Winners include pensioners, with singles getting $32.49 extra a week, and couples getting $10.14 more a week. The First Home Buyers Grant continues as is until October when the $21K for new homes goes to $14K and the existing home grant falls to $10,500. Small businesses with turnovers less than $2 million can buy business equipment, cars etc. and receive a 50 per cent tax deduction and still be able to claim the usual depreciation.

The tax cut promises from last year were honoured to help spending and create jobs. If you earn $30K you get $2.89 a week, $60K gives $5.77 and a $100K gives $10.58 a week.

In 2011, parental leave of 18 weeks at $544 a week will come in. And if you are in the infrastructure sector with $22 billion to be spent, there will be jobs and profits, and some companies’ share prices will do well.

The other side of the coin

On the loser side, if you earn between $75K-90K, the private health insurance rebate is cut from 30 per cent to 20 per cent. Between $90K-120K, the rebate drops to 10 per cent and if you earn over $120K, the rebate disappears. If you are a two-income family, these income levels double.

If you plan to get even with the Government by dropping out of private insurance, you will be slugged a higher Medicare surcharge. This will push the surcharge from 1 per cent to 1.25 per cent or 1.5 per cent (Retirees in these income brackets will lose part of their rebate but not as much a workers.)

Further changes

Family Tax Benefits income limit of $150K has been frozen to try to reduce overall payments as recipients’ incomes rise. If this affects you, go to www.budget.gov.au to see how you are affected.

People who salary sacrifice to bump up their super have been restricted with the amount you can put into super reduced from $50K to $25K for those under 50 years of age and from $100K to $50K for those over 50.

Anyone earning more than $250K and who owns a loss-making hobby farm, horse stud or yacht hire business won’t be able to use the losses to reduce their income tax.

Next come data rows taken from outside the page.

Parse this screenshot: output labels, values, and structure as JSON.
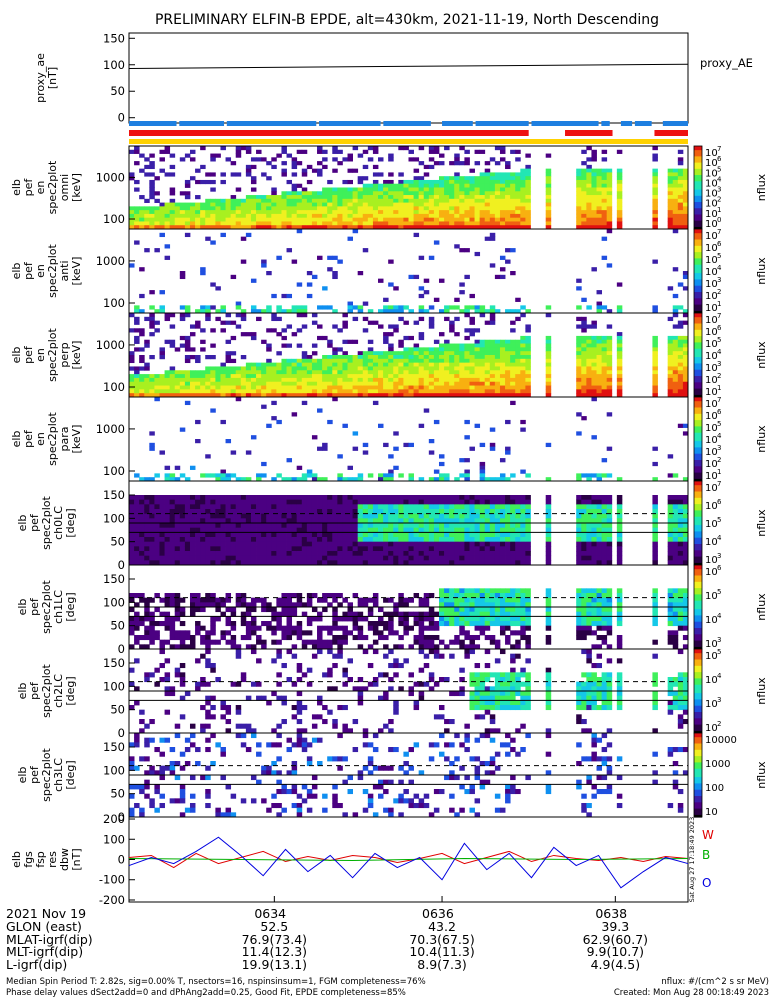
{
  "title": "PRELIMINARY ELFIN-B EPDE, alt=430km, 2021-11-19, North Descending",
  "colors": {
    "status_blue": "#1e7fe0",
    "status_red": "#ee1111",
    "status_yellow": "#ffd200",
    "trace_black": "#000000",
    "res_red": "#e00000",
    "res_green": "#00b000",
    "res_blue": "#0000e0"
  },
  "chart_data": [
    {
      "type": "line",
      "panel": "proxy_ae",
      "ylabel_lines": [
        "proxy_ae",
        "[nT]"
      ],
      "ylim": [
        -10,
        160
      ],
      "yticks": [
        "150",
        "100",
        "50",
        "0"
      ],
      "series": [
        {
          "name": "proxy_AE",
          "x": [
            0,
            1
          ],
          "values": [
            93,
            101
          ]
        }
      ]
    },
    {
      "type": "heatmap",
      "panel": "spec2plot_en_1",
      "ylabel_lines": [
        "elb",
        "pef",
        "en",
        "spec2plot",
        "omni",
        "[keV]"
      ],
      "yscale": "log",
      "yticks": [
        "1000",
        "100"
      ],
      "colorbar": {
        "label": "nflux",
        "scale": "log",
        "ticks": [
          "10",
          "10",
          "10",
          "10",
          "10",
          "10",
          "10",
          "10"
        ],
        "exponents": [
          "7",
          "6",
          "5",
          "4",
          "3",
          "2",
          "1",
          "0"
        ]
      }
    },
    {
      "type": "heatmap",
      "panel": "spec2plot_en_2",
      "ylabel_lines": [
        "elb",
        "pef",
        "en",
        "spec2plot",
        "anti",
        "[keV]"
      ],
      "yscale": "log",
      "yticks": [
        "1000",
        "100"
      ],
      "colorbar": {
        "label": "nflux",
        "scale": "log",
        "ticks": [
          "10",
          "10",
          "10",
          "10",
          "10",
          "10",
          "10"
        ],
        "exponents": [
          "7",
          "6",
          "5",
          "4",
          "3",
          "2",
          "1"
        ]
      }
    },
    {
      "type": "heatmap",
      "panel": "spec2plot_en_3",
      "ylabel_lines": [
        "elb",
        "pef",
        "en",
        "spec2plot",
        "perp",
        "[keV]"
      ],
      "yscale": "log",
      "yticks": [
        "1000",
        "100"
      ],
      "colorbar": {
        "label": "nflux",
        "scale": "log",
        "ticks": [
          "10",
          "10",
          "10",
          "10",
          "10",
          "10",
          "10"
        ],
        "exponents": [
          "7",
          "6",
          "5",
          "4",
          "3",
          "2",
          "1"
        ]
      }
    },
    {
      "type": "heatmap",
      "panel": "spec2plot_en_4",
      "ylabel_lines": [
        "elb",
        "pef",
        "en",
        "spec2plot",
        "para",
        "[keV]"
      ],
      "yscale": "log",
      "yticks": [
        "1000",
        "100"
      ],
      "colorbar": {
        "label": "nflux",
        "scale": "log",
        "ticks": [
          "10",
          "10",
          "10",
          "10",
          "10",
          "10",
          "10"
        ],
        "exponents": [
          "7",
          "6",
          "5",
          "4",
          "3",
          "2",
          "1"
        ]
      }
    },
    {
      "type": "heatmap",
      "panel": "spec2plot_ch0LC",
      "ylabel_lines": [
        "elb",
        "pef",
        "spec2plot",
        "ch0LC",
        "[deg]"
      ],
      "ylim": [
        0,
        180
      ],
      "yticks": [
        "150",
        "100",
        "50",
        "0"
      ],
      "ref_lines": [
        90,
        110,
        70
      ],
      "colorbar": {
        "label": "nflux",
        "scale": "log",
        "ticks": [
          "10",
          "10",
          "10",
          "10",
          "10"
        ],
        "exponents": [
          "7",
          "6",
          "5",
          "4",
          "3"
        ]
      }
    },
    {
      "type": "heatmap",
      "panel": "spec2plot_ch1LC",
      "ylabel_lines": [
        "elb",
        "pef",
        "spec2plot",
        "ch1LC",
        "[deg]"
      ],
      "ylim": [
        0,
        180
      ],
      "yticks": [
        "150",
        "100",
        "50",
        "0"
      ],
      "ref_lines": [
        90,
        110,
        70
      ],
      "colorbar": {
        "label": "nflux",
        "scale": "log",
        "ticks": [
          "10",
          "10",
          "10",
          "10"
        ],
        "exponents": [
          "6",
          "5",
          "4",
          "3"
        ]
      }
    },
    {
      "type": "heatmap",
      "panel": "spec2plot_ch2LC",
      "ylabel_lines": [
        "elb",
        "pef",
        "spec2plot",
        "ch2LC",
        "[deg]"
      ],
      "ylim": [
        0,
        180
      ],
      "yticks": [
        "150",
        "100",
        "50",
        "0"
      ],
      "ref_lines": [
        90,
        110,
        70
      ],
      "colorbar": {
        "label": "nflux",
        "scale": "log",
        "ticks": [
          "10",
          "10",
          "10",
          "10"
        ],
        "exponents": [
          "5",
          "4",
          "3",
          "2"
        ]
      }
    },
    {
      "type": "heatmap",
      "panel": "spec2plot_ch3LC",
      "ylabel_lines": [
        "elb",
        "pef",
        "spec2plot",
        "ch3LC",
        "[deg]"
      ],
      "ylim": [
        0,
        180
      ],
      "yticks": [
        "150",
        "100",
        "50",
        "0"
      ],
      "ref_lines": [
        90,
        110,
        70
      ],
      "colorbar": {
        "label": "nflux",
        "scale": "log",
        "ticks": [
          "10000",
          "1000",
          "100",
          "10"
        ],
        "exponents": []
      }
    },
    {
      "type": "line",
      "panel": "fgs_res_dbw",
      "ylabel_lines": [
        "elb",
        "fgs",
        "fsp",
        "res",
        "dbw",
        "[nT]"
      ],
      "ylim": [
        -210,
        210
      ],
      "yticks": [
        "200",
        "100",
        "0",
        "-100",
        "-200"
      ],
      "legend": [
        "W",
        "B",
        "O"
      ],
      "side_text": "Sat Aug 27 17:18:49 2023",
      "series": [
        {
          "name": "W",
          "x": [
            0,
            0.04,
            0.08,
            0.12,
            0.16,
            0.2,
            0.24,
            0.28,
            0.32,
            0.36,
            0.4,
            0.44,
            0.48,
            0.52,
            0.56,
            0.6,
            0.64,
            0.68,
            0.72,
            0.76,
            0.8,
            0.84,
            0.88,
            0.92,
            0.96,
            1.0
          ],
          "values": [
            10,
            20,
            -40,
            30,
            -20,
            10,
            40,
            -10,
            15,
            -5,
            20,
            10,
            -15,
            5,
            30,
            -20,
            10,
            40,
            -10,
            20,
            5,
            -5,
            10,
            -10,
            15,
            5
          ]
        },
        {
          "name": "B",
          "x": [
            0,
            0.2,
            0.4,
            0.6,
            0.8,
            1.0
          ],
          "values": [
            5,
            0,
            -5,
            5,
            0,
            5
          ]
        },
        {
          "name": "O",
          "x": [
            0,
            0.04,
            0.08,
            0.12,
            0.16,
            0.2,
            0.24,
            0.28,
            0.32,
            0.36,
            0.4,
            0.44,
            0.48,
            0.52,
            0.56,
            0.6,
            0.64,
            0.68,
            0.72,
            0.76,
            0.8,
            0.84,
            0.88,
            0.92,
            0.96,
            1.0
          ],
          "values": [
            -30,
            10,
            -20,
            40,
            110,
            20,
            -80,
            50,
            -60,
            20,
            -90,
            30,
            -40,
            10,
            -100,
            80,
            -50,
            30,
            -90,
            60,
            -30,
            20,
            -140,
            -60,
            10,
            -20
          ]
        }
      ]
    }
  ],
  "time_axis": {
    "ticks": [
      {
        "label": "0634",
        "pos": 0.26
      },
      {
        "label": "0636",
        "pos": 0.56
      },
      {
        "label": "0638",
        "pos": 0.87
      }
    ]
  },
  "table": {
    "date": "2021 Nov 19",
    "rows": [
      {
        "label": "GLON (east)",
        "values": [
          "52.5",
          "43.2",
          "39.3"
        ]
      },
      {
        "label": "MLAT-igrf(dip)",
        "values": [
          "76.9(73.4)",
          "70.3(67.5)",
          "62.9(60.7)"
        ]
      },
      {
        "label": "MLT-igrf(dip)",
        "values": [
          "11.4(12.3)",
          "10.4(11.3)",
          "9.9(10.7)"
        ]
      },
      {
        "label": "L-igrf(dip)",
        "values": [
          "19.9(13.1)",
          "8.9(7.3)",
          "4.9(4.5)"
        ]
      }
    ]
  },
  "footer": {
    "line1": "Median Spin Period T: 2.82s, sig=0.00% T, nsectors=16, nspinsinsum=1, FGM completeness=76%",
    "line2": "Phase delay values dSect2add=0 and dPhAng2add=0.25, Good Fit, EPDE completeness=85%",
    "right1": "nflux: #/(cm^2 s sr MeV)",
    "right2": "Created: Mon Aug 28 00:18:49 2023"
  }
}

If this affects you, talk to your accountant, as one expert told me that losses can be ‘ring-fenced’ and used if the loss-making business starts to make profits.

Also, most Aussies working overseas will now have to pay our tax rates and receive the lower tax they paid overseas as a rebate. Those affected should look more closely at this one.

Do the research

These are some of the stand out Budget giveaways and slugs but for those who like to be forewarned and forearmed, I reckon this weekend should be spent on the search engine.